A hospital worker "tweeted" on Twitter that he intended to use pubic hair shaved from a patient to stick on his face and create the famous sideburns sported by cyclist Bradley Wiggins.
Paul Nam used the pseudonym "Sir Cockhardt" to tweet: "I was going to save the pubes from the first patient I shaved today and stick them on Wiggins-style", the Health and Care Professions Council (HCPC) was told.
Nam, who was working at hospital in central London as an operating department practitioner, posted the tweet on 1 August 2012 – the first of a series on the site before a member of the operating theatre team raised the alarm and Nam was suspended in September that year.
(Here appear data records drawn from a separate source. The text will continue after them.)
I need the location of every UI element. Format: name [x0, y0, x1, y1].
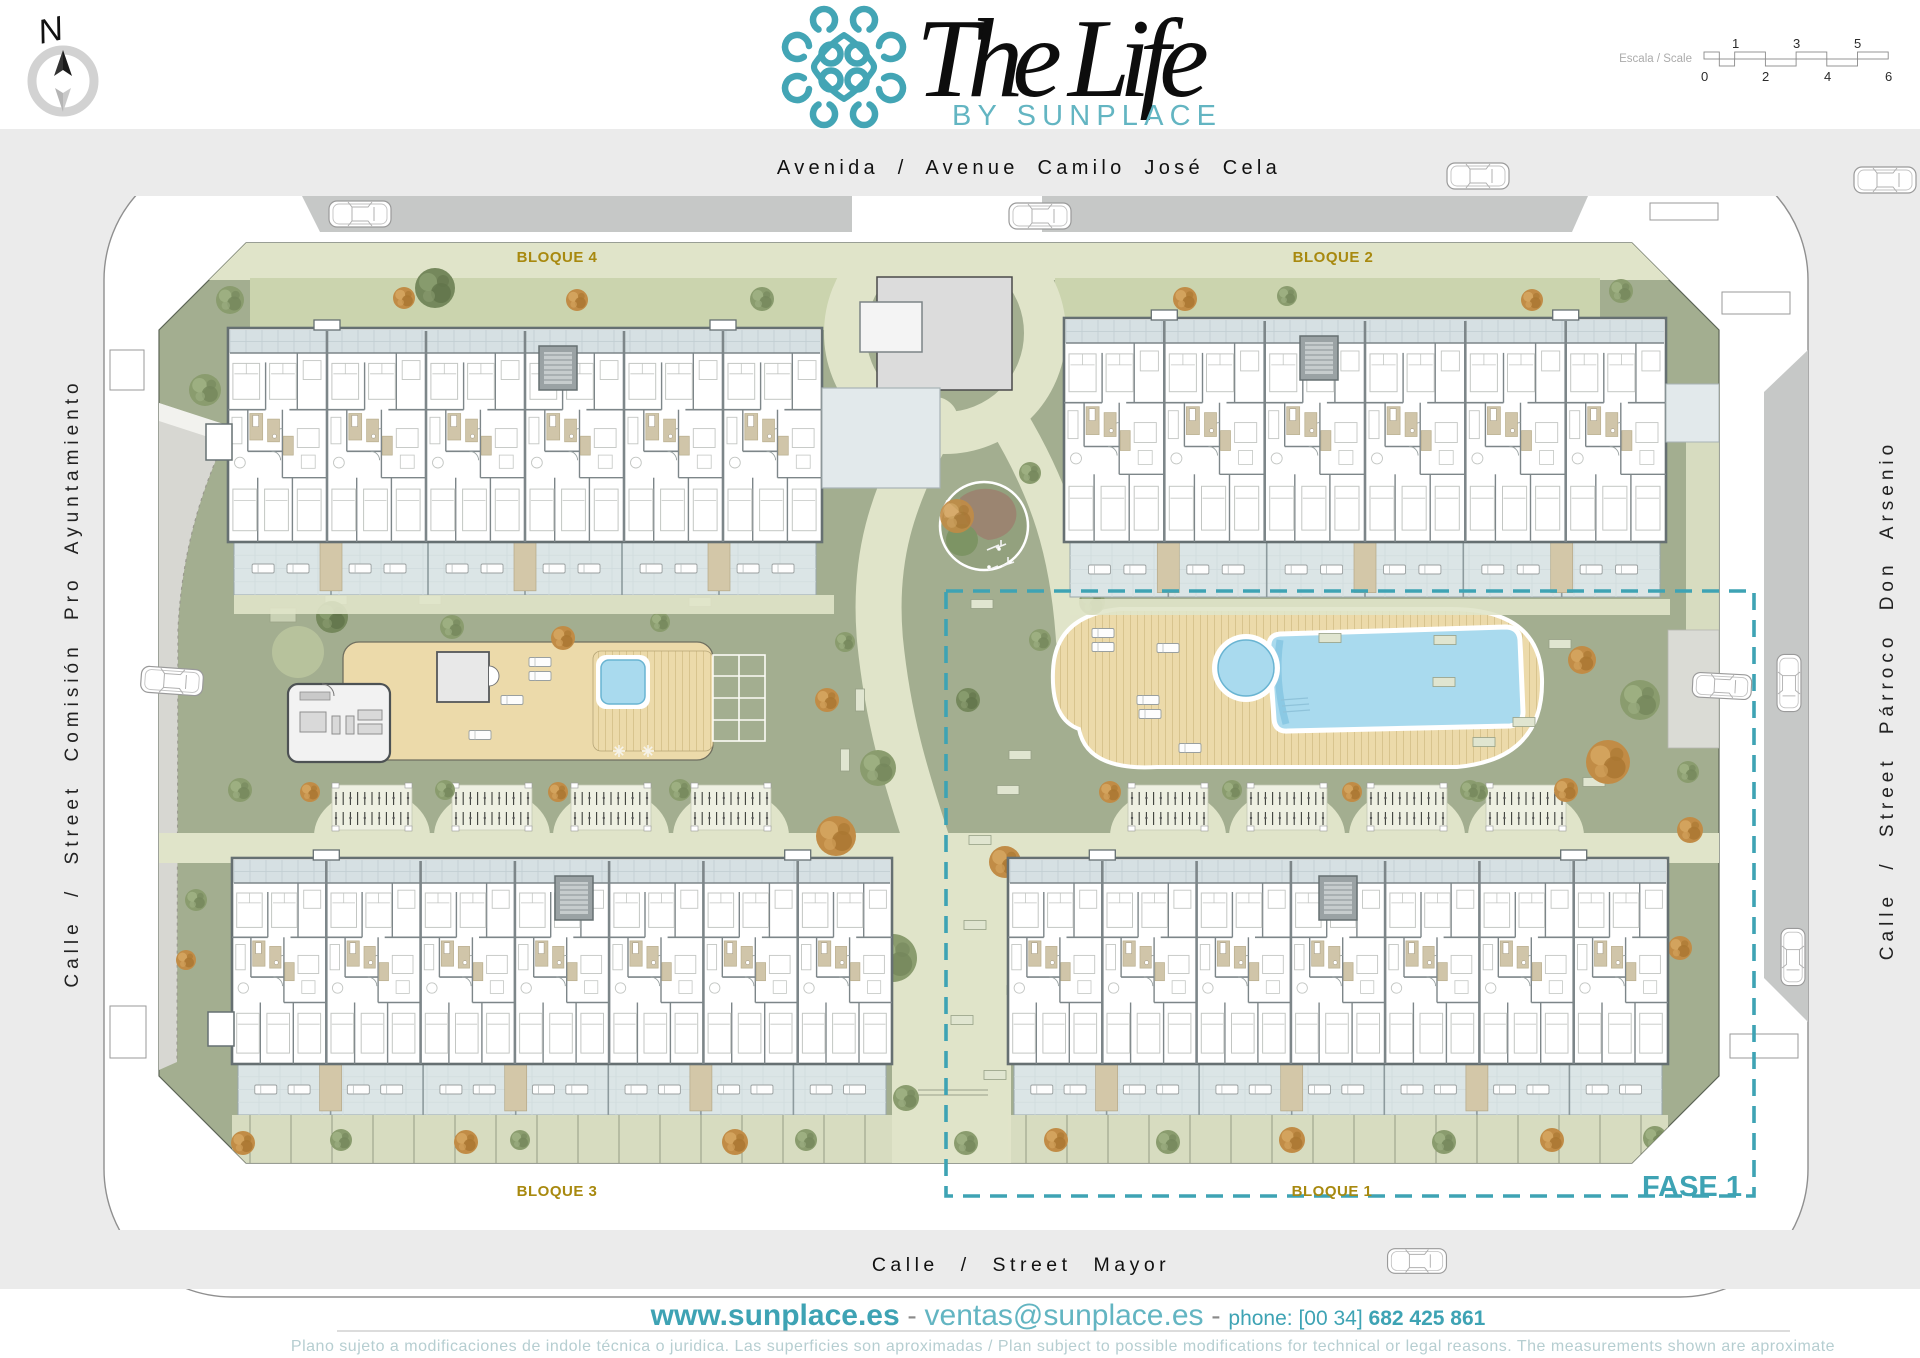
svg-text:Calle / Street Párroco Don Ars: Calle / Street Párroco Don Arsenio: [1877, 440, 1898, 960]
svg-text:Calle / Street Comisión Pro Ay: Calle / Street Comisión Pro Ayuntamiento: [62, 378, 83, 987]
svg-text:FASE 1: FASE 1: [1642, 1171, 1742, 1203]
svg-text:BLOQUE 3: BLOQUE 3: [517, 1183, 598, 1200]
svg-text:Plano sujeto a modificaciones: Plano sujeto a modificaciones de indole …: [291, 1338, 1835, 1355]
svg-text:3: 3: [1793, 36, 1800, 51]
svg-text:4: 4: [1824, 69, 1831, 84]
svg-text:BLOQUE 1: BLOQUE 1: [1292, 1183, 1373, 1200]
svg-text:Calle / Street Mayor: Calle / Street Mayor: [872, 1254, 1170, 1276]
svg-text:1: 1: [1732, 36, 1739, 51]
svg-text:5: 5: [1854, 36, 1861, 51]
svg-text:Avenida / Avenue Camilo José C: Avenida / Avenue Camilo José Cela: [777, 157, 1281, 179]
svg-text:2: 2: [1762, 69, 1769, 84]
svg-text:6: 6: [1885, 69, 1892, 84]
svg-text:Escala / Scale: Escala / Scale: [1619, 53, 1692, 65]
svg-text:BLOQUE 2: BLOQUE 2: [1293, 249, 1374, 266]
svg-text:BLOQUE 4: BLOQUE 4: [517, 249, 598, 266]
svg-text:0: 0: [1701, 69, 1708, 84]
svg-text:BY SUNPLACE: BY SUNPLACE: [952, 100, 1216, 132]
The hospital heard of other tweets posted by Nam under the pseudonym, including: "Working in gynae theatres AGAIN today. I’m seriously considering going gay! The thought of looking at one more aged flange."
He also posted a photograph on Twitter of the hospitals trustees with an accompanying comment: "Bunch of Vandals except top right, No, he’s a complete *******."
In addition, Nam breached confidentiality by posting a photograph of an ambulance and commenting: "Casualty busy as ever! I am now waiting in A&E for the victims of a light aircraft crash, will keep you posted." He also tweeted a photograph of a theatre list showing surgeons’ and anaesthetists’ names and procedures with the comment: "Think yourself lucky your (sic) not doing my list."
Nam, who was present for a disciplinary, admitted posting the tweets and further admitted misconduct.
His lawyer, Lee Gledhill, told the panel members that it was up to them to decide whether his misconduct amounted to his fitness to practise being impaired.
An administrator for the hospital said Nam accepted that he had posted the tweets and had apologized for them in a letter he sent once an internal investigation was under way.
He attributed his behavior to "frustration for my own predicament", including his "limited career progression" at the trust. In relation to the Wiggins tweet, she said Nam had commented: "There was no actual patient, it was just a joke around Wiggins’ sideburns."
The hospital was told that Nam, who began working there in April 2007, resigned before a disciplinary hearing in February last year.
The disciplinary hearing, which took place in his absence, found that had he not resigned, he would have been dismissed, the panel said.